– Если это ты, Фред, – сказал Роджер в щель. – прокляну и вызову кого надо. Черта лысого тебе в ступе, а не жрачку!
Никто не ответил. Роджер отпер дверь, и прямо ему в объятия свалился бегемот, сотрясающийся в рыданиях и измазанный вдоль и поперек сине-зелеными полосками.
– Не могу-у-у больше! – ревел Жако. – Сбегу, зарежусь, жить нельзя…
– Как чужие пироги трескать – это мы могем, – ехидно сказал обличитель Тейлор.
– Это не я! – поклялся бегемот. – Это все Фредди, он меня заставлял…
– …Но самое ужасное, – рассказывал позднее Жако, выпив полбутылки валерьянки и относительно успокоившись, – случилось вчера вечером. Фредди сидел на кухне, и я слышал… О! Что я слышал! Он точил там нож и напевал: «От каждой котлетки из гиппопотамчика поправлюсь я сразу на три килограммчика!». Гу-гу-у!…
Сглотнув, гиппопотам замолчал и вытаращенными глазами посмотрел на Роджера. Тот думал, вцепившись в свою кудлатую шевелюру. Наконец, выдохнув и тяпнув из горла валерьяночки, он заявил:
– Что вам сказать, уважаемый? Не знаю. Но засаду на него устроить придется.
Тут же он позвонил Стингу и кое о чем с ним договорился.
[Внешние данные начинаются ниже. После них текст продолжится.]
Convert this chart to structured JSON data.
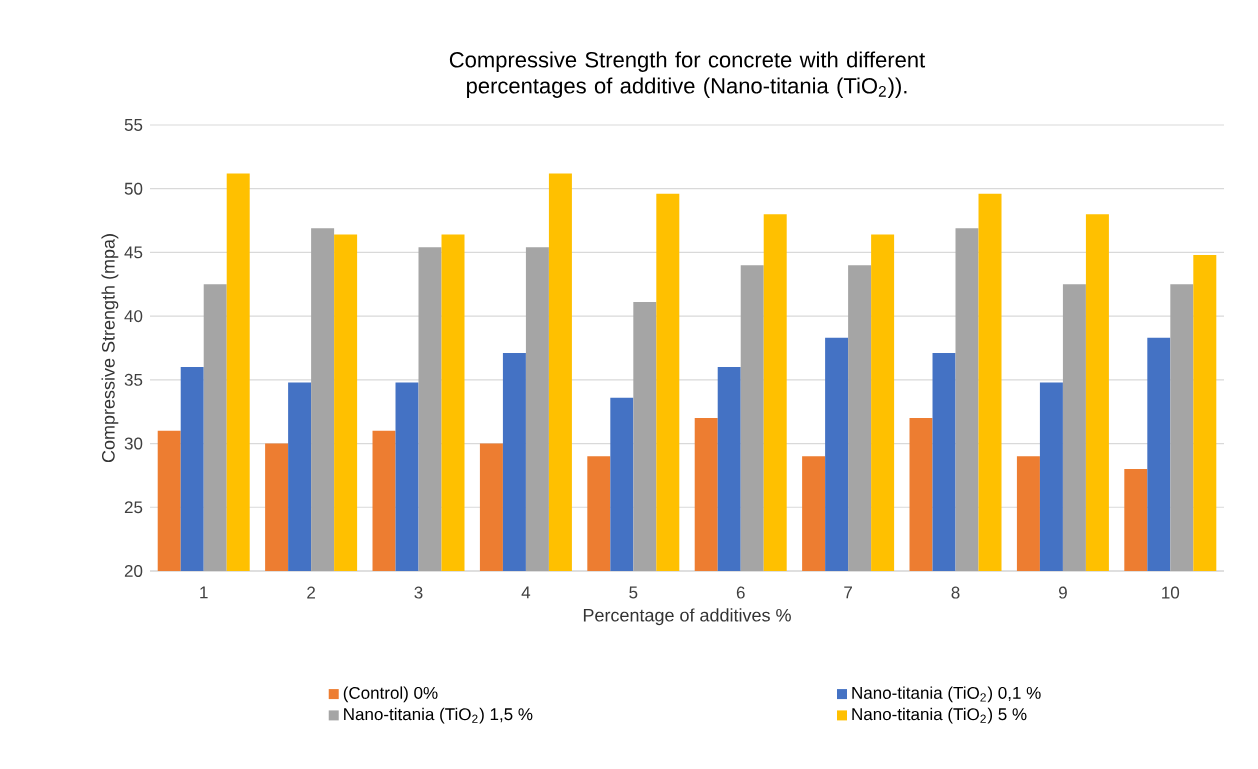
{
  "chart_data": {
    "type": "bar",
    "title": "Compressive Strength for concrete with different percentages of additive  (Nano-titania (TiO$_{2}$)).",
    "xlabel": "Percentage of additives %",
    "ylabel": "Compressive Strength (mpa)",
    "categories": [
      "1",
      "2",
      "3",
      "4",
      "5",
      "6",
      "7",
      "8",
      "9",
      "10"
    ],
    "series": [
      {
        "name": "(Control) 0%",
        "color": "#ed7d31",
        "values": [
          31,
          30,
          31,
          30,
          29,
          32,
          29,
          32,
          29,
          28
        ]
      },
      {
        "name": "Nano-titania (TiO$_{2}$) 0,1 %",
        "color": "#4472c4",
        "values": [
          36,
          34.8,
          34.8,
          37.1,
          33.6,
          36,
          38.3,
          37.1,
          34.8,
          38.3
        ]
      },
      {
        "name": "Nano-titania (TiO$_{2}$) 1,5 %",
        "color": "#a5a5a5",
        "values": [
          42.5,
          46.9,
          45.4,
          45.4,
          41.1,
          44,
          44,
          46.9,
          42.5,
          42.5
        ]
      },
      {
        "name": "Nano-titania (TiO$_{2}$) 5 %",
        "color": "#ffc000",
        "values": [
          51.2,
          46.4,
          46.4,
          51.2,
          49.6,
          48,
          46.4,
          49.6,
          48,
          44.8
        ]
      }
    ],
    "ylim": [
      20,
      55
    ],
    "yticks": [
      20,
      25,
      30,
      35,
      40,
      45,
      50,
      55
    ],
    "grid": "y",
    "legend": "bottom"
  }
}
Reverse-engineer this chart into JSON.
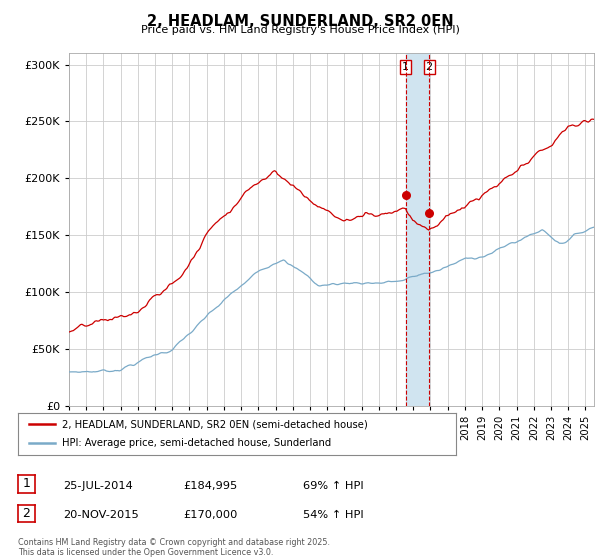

Фредди же, решив, что его складной нож фирмы «Пеликан» для благого дела недостаточно велик, отправился к Коллинзу за его вьетнамским тесаком. Однако, едва он вышел из дома, на него налетели и вдосталь потоптали двадцать три гиппопотама. Фредди пытался бежать, но грубые животные настигли его и сплясали на нем польку-галопку. Потом Роджер с вышедшим из-за угла Жако подняли с земли лепешку и сунули ее в почтовый ящик дома Фредди. Отблагодарив Стинга и его помощников мешком первоклассной брюквы, друзья отправились к Дэвиду Боуи. Тот открыл дверь не сразу. Изучая в глазок странную парочку, он, вероятно, решил, что особого урона ему не нанесут, и дверь наконец открыл. Окинув угрожающим, удручающим и многообещающим взглядом, Боуи сурово сказал:
– Ты пришел меня ограбить?
– Я привел тебе друга! – укоризненно отозвался Роджер.
– Угу, – и Боуи уставился на бегемота. – Это мой друг? А почему я о нем ничего не знаю?
– Это твой незнакомый друг, – нашелся Роджер.
– Ага, – и Боуи принялся разглядывать Жако в лорнет.
Тот смутился и напустил лужу.
– Ого, – и Боуи, посторонившись, пропустил бегемота в квартиру. – Но жить будешь на конюшне.
– У тебя есть конюшня? – осовел Роджер.
– Нет, – отрезал Боуи. – И что? Это так важно? Сделаем, если надо. Ты и сделаешь.
– Я?
– Ну не я же. Кто мне зверюшку привел?
И пришлось Роджеру, кряхтя и отдуваясь, строить конюшню для Жако.
– Еще немного, – бормотал Роджер, таща очередное бревно, – и я соглашусь с Фредди насчет котлеток. Ох…
– Сме-ена! – заорал Боуи, ударил в барабан и освободил Роджера, сам же, впрягшись в бревно, потащил его дальше.
Вот так, на пару, загончик был сделан. Теперь Боуи зажил весело и счастливо со своим пернатым другом. Он учил друга всему, что знал сам – а знал он немало: читать лекции, драться дубиной, вытирать ноги о таблички над дверьми, и многому-многому другому.
Бегемот скончался, как вы уже знаете, спустя десять лет на руках у безутешного Дэвида. Боуи воздвиг Жако огромный мраморный саркофаг на пустынном острове и каждый год специально приезжал туда, чтобы положить на него красную розу и поплакать в тиши. Фредди, на правах первохозяина, тоже набивался в тур по святым местам, но Боуи показывал ему кукиш и ехал сам. Тогда Фредди выкрал у него карту острова и двинулся в путь. И на том острове было ему видение: душа бегемота слетела с облаков, мрачно посмотрела на растроганно плачущего Фредди и аккуратно уселась на него. Посидев немного, она вспорхнула и удалилась в бегемотий рай. А то, что осталось от Фредди, пыхтя, собралось в некое подобие Фредди и уползло. Вот и все.